With the economic crisis and the lack of liquidity that Cuba suffers to buy products abroad, the Oficoda have tightened the investigations to detect these ghost consumers. Digitizing your registry should contribute to this practice, but errors, getting carried away by unverified information provided by winemakers or other consumers, together with corruption, have left a wide margin for irregularities.

“I went to do a procedure at the Oficoda and when they entered the data of my family nucleus they detected that there was a duplicate of my notebook”

“They doubled my ration book,” Ángela, a resident of the Havana neighborhood of Luyanó, comments to this newspaper. “I went to do a paperwork at the Oficoda and when they entered the data of my family nucleus they detected that there was a duplicate of my notebook.” Until that moment, another person had been buying the bread and other regulated products that belonged to Ángela and her closest relatives, but no one had detected it.

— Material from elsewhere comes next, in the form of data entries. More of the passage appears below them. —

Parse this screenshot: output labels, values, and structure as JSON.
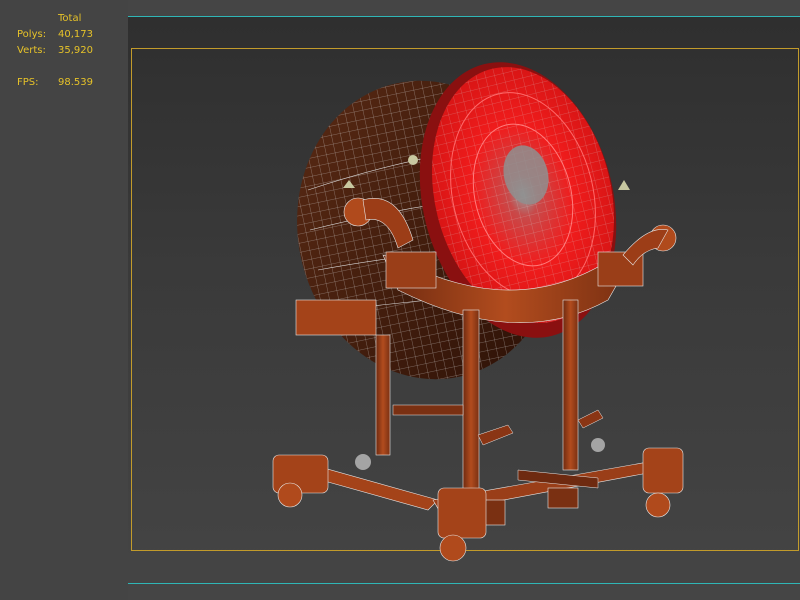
{
  "stats": {
    "column_header": "Total",
    "polys_label": "Polys:",
    "polys_value": "40,173",
    "verts_label": "Verts:",
    "verts_value": "35,920",
    "fps_label": "FPS:",
    "fps_value": "98.539"
  },
  "colors": {
    "stat_text": "#e6c229",
    "panel_bg": "#444444",
    "viewport_border": "#2fb6b6",
    "safe_frame": "#c29b2b",
    "drum_head": "#e81e1e",
    "wood": "#a8431c"
  },
  "viewport": {
    "model_icon": "drum-stand-3d-model"
  }
}
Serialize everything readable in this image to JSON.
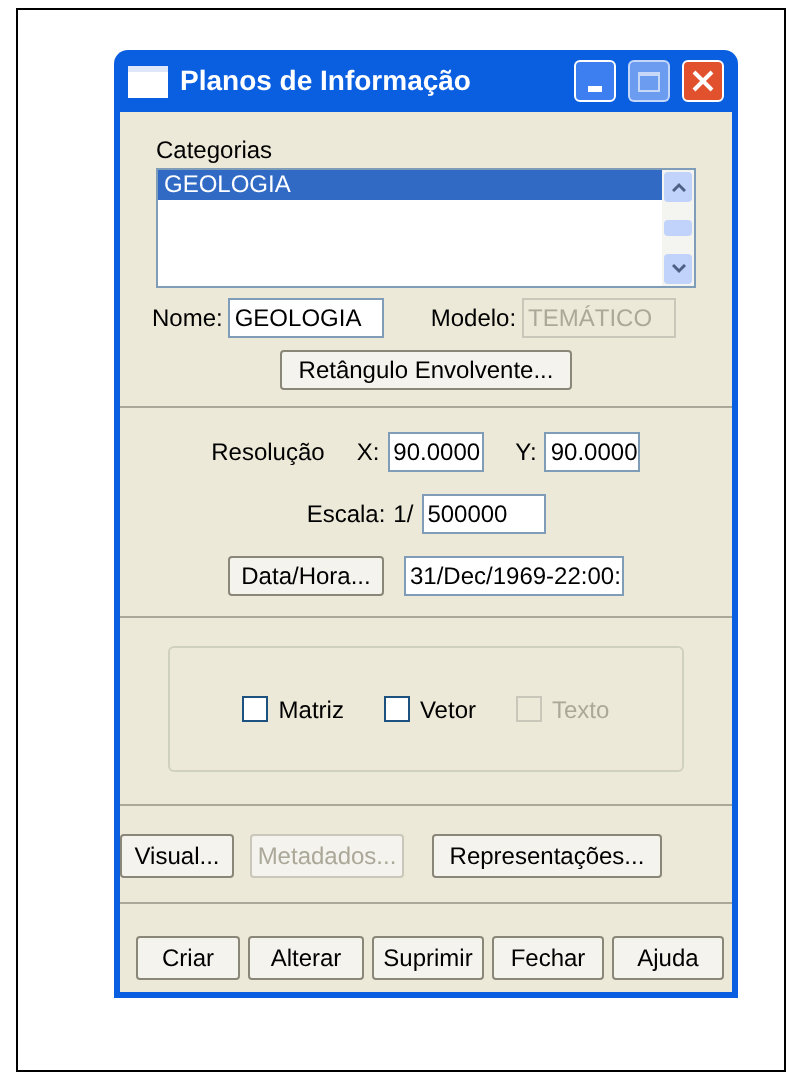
{
  "window": {
    "title": "Planos de Informação"
  },
  "categories": {
    "label": "Categorias",
    "items": [
      {
        "label": "GEOLOGIA",
        "selected": true
      }
    ]
  },
  "name_field": {
    "label": "Nome:",
    "value": "GEOLOGIA"
  },
  "model_field": {
    "label": "Modelo:",
    "value": "TEMÁTICO",
    "disabled": true
  },
  "bounding_button": {
    "label": "Retângulo Envolvente..."
  },
  "resolution": {
    "label": "Resolução",
    "x_label": "X:",
    "x_value": "90.0000",
    "y_label": "Y:",
    "y_value": "90.0000"
  },
  "scale": {
    "label": "Escala:",
    "prefix": "1/",
    "value": "500000"
  },
  "datetime": {
    "button": "Data/Hora...",
    "value": "31/Dec/1969-22:00:"
  },
  "checkboxes": [
    {
      "label": "Matriz",
      "checked": false,
      "disabled": false
    },
    {
      "label": "Vetor",
      "checked": false,
      "disabled": false
    },
    {
      "label": "Texto",
      "checked": false,
      "disabled": true
    }
  ],
  "middle_buttons": [
    {
      "label": "Visual...",
      "disabled": false
    },
    {
      "label": "Metadados...",
      "disabled": true
    },
    {
      "label": "Representações...",
      "disabled": false
    }
  ],
  "bottom_buttons": [
    {
      "label": "Criar",
      "disabled": false
    },
    {
      "label": "Alterar",
      "disabled": false
    },
    {
      "label": "Suprimir",
      "disabled": false
    },
    {
      "label": "Fechar",
      "disabled": false
    },
    {
      "label": "Ajuda",
      "disabled": false
    }
  ]
}
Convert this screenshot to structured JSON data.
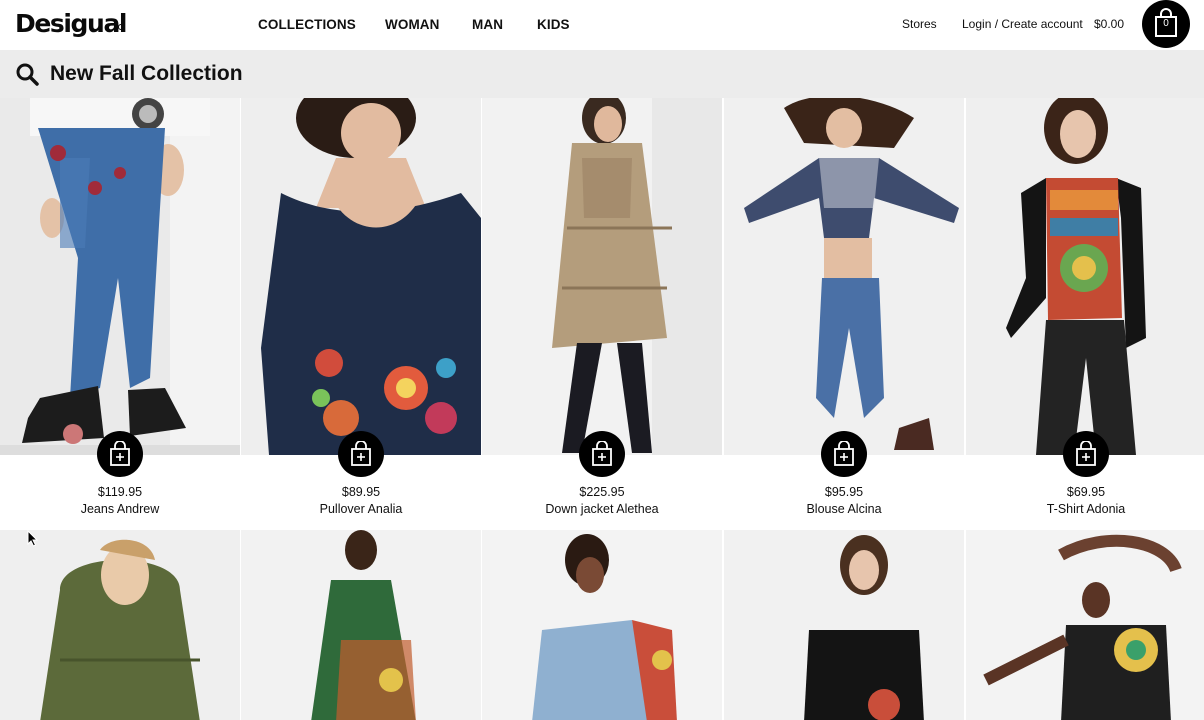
{
  "brand": {
    "logo": "Desigual"
  },
  "nav": [
    {
      "label": "COLLECTIONS"
    },
    {
      "label": "WOMAN"
    },
    {
      "label": "MAN"
    },
    {
      "label": "KIDS"
    }
  ],
  "utility": {
    "stores": "Stores",
    "login": "Login / Create account",
    "cart_total": "$0.00",
    "cart_count": "0"
  },
  "search": {
    "title": "New Fall Collection",
    "icon": "search-icon"
  },
  "products": [
    {
      "price": "$119.95",
      "name": "Jeans Andrew"
    },
    {
      "price": "$89.95",
      "name": "Pullover Analia"
    },
    {
      "price": "$225.95",
      "name": "Down jacket Alethea"
    },
    {
      "price": "$95.95",
      "name": "Blouse Alcina"
    },
    {
      "price": "$69.95",
      "name": "T-Shirt Adonia"
    }
  ],
  "colors": {
    "accent": "#000000",
    "searchbar_bg": "#ececec"
  }
}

“I don’t have a photocopier at home to duplicate the notebook, who did that?” the woman demanded indignantly. But the Oficoda employee responded vaguely: “It must have been an error in digitizing the record.” During the hour and a half that Angela stayed on the premises to rectify the problem, at least two more consumers arrived with similar problems. All of them were answered with the argument of data computerization.

Duplicating a ration book or making a consumer disappear because he presumably died is not a pure formality, it becomes a headache for the victims. This document, which has accompanied Cubans since as far back as 1962, has gained prominence in state commerce in recent years. Instead of disappearing, as the most optimistic predicted, it is now essential to present it to buy products that until recently were sold freely.

“Looking up dead not only prevents me from buying normal rice or coffee, but also limits me from buying a package of chicken quarters or a bit of powdered detergent,” warns Ricardo. Since that unfortunate morning, every time he wakes up he looks at himself, touches his chest, breathes and says to himself with relief: “I’m alive and I hope the Oficoda knows it too.”